I couldn’t catch my breath. The initial excitement and shock-n-aw was over and there I stood in the kitchen with supper cooking on the stove, tears streaming down my face so hard I couldn’t see. My heart pounding, my hands shaking, gasping for breath as I cry so hard my body forgets to breath. My legs are shaking, my stomach is churning, it feels like someone is squeezing my chest and I’m sure to pass out at any moment. My husband comes to my rescue, wraps his arms around me saying “I know, I’m sorry, I love you”.
Today another loving grandmother who is also being cheated of her time with her grandchildren, sent me a new photo of my grandson that she was able to get into her possession.
He’s gotten so big. He’s no longer a toddler, he’s a young boy. He looks so different, I strain to remember what his voice sounds like without listening to the videos of our last Gamma-Bubba day, then cry harder realizing I can hardly remember and not sure it matters because he surely sounds different now.
It took me by surprise, caught me off guard. I haven’t heard or seen anything about my grandchildren in so long. I’m ever so thankful someone cares enough to share any information with me. I’m ever so thankful I have someone in my life that truely understands this pain. I hate that we both suffer, but thank God we have each other to go through it together. Others try to say they understand, but there is no way you can even imagine unless you’ve walked in these shoes.
I wonder if they remember us anymore. I wonder what they’ve told them about us. I wonder how many of my family have seen them or talked to them without letting me know thinking they are going to “spare” me. I can’t say what hurts more, knowing or not knowing.
Tonight I sit here holding our little dinosaurs, remembering our last days together more than one year ago. I try not to be hateful, I am a good person and I think I’m a good loving mother even when it’s hard. But the truth is, this time it’s too damn hard. I still despise him, my son. My blood boils just thinking about his smug attitude and his equally appalling wife. I’m sorry if that makes me a horrible human and an even worse mother. But I can’t help how I feel. I thought I knew hurt before this fiasco started, but there is nothing I have ever dealt with that even remotely compares to this.

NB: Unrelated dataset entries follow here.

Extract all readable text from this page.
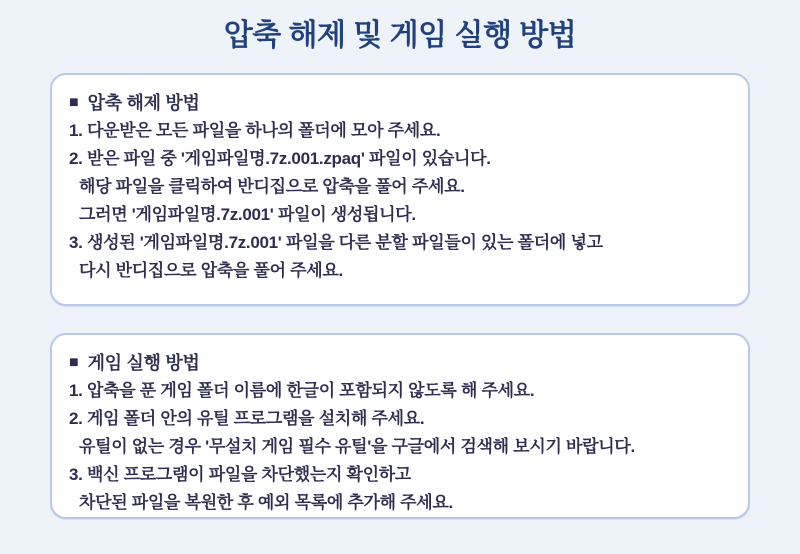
압축 해제 및 게임 실행 방법
■ 압축 해제 방법
1. 다운받은 모든 파일을 하나의 폴더에 모아 주세요.
2. 받은 파일 중 '게임파일명.7z.001.zpaq' 파일이 있습니다.
해당 파일을 클릭하여 반디집으로 압축을 풀어 주세요.
그러면 '게임파일명.7z.001' 파일이 생성됩니다.
3. 생성된 '게임파일명.7z.001' 파일을 다른 분할 파일들이 있는 폴더에 넣고
다시 반디집으로 압축을 풀어 주세요.
■ 게임 실행 방법
1. 압축을 푼 게임 폴더 이름에 한글이 포함되지 않도록 해 주세요.
2. 게임 폴더 안의 유틸 프로그램을 설치해 주세요.
유틸이 없는 경우 '무설치 게임 필수 유틸'을 구글에서 검색해 보시기 바랍니다.
3. 백신 프로그램이 파일을 차단했는지 확인하고
차단된 파일을 복원한 후 예외 목록에 추가해 주세요.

I caught my breath again. I am so thankful for this photo, however I may wait a bit to look at it again. I need to regroup and gather my bearings. I will not allow these selfish cruel people to steal any more of my life. I will look at my Bubbas photo again soon, and at that moment I will smile at what a handsome little devil he is. But for now, I know I have it, I’m ever so thankful for it and I can breath.
Thank you Grandma of the Estranged Sisterhood, you know who you are. Thank you for including me, for remembering me and for offering your hand. It will forever be remembered and returned when and if possible.
Nothing good comes from stealing time from others or cheating time from yourself. Hold on to each moment, as all moments are precious. We don’t always realize it util it’s too late. Savor each moment you have with the ones you love, because you never know which moment may be the last.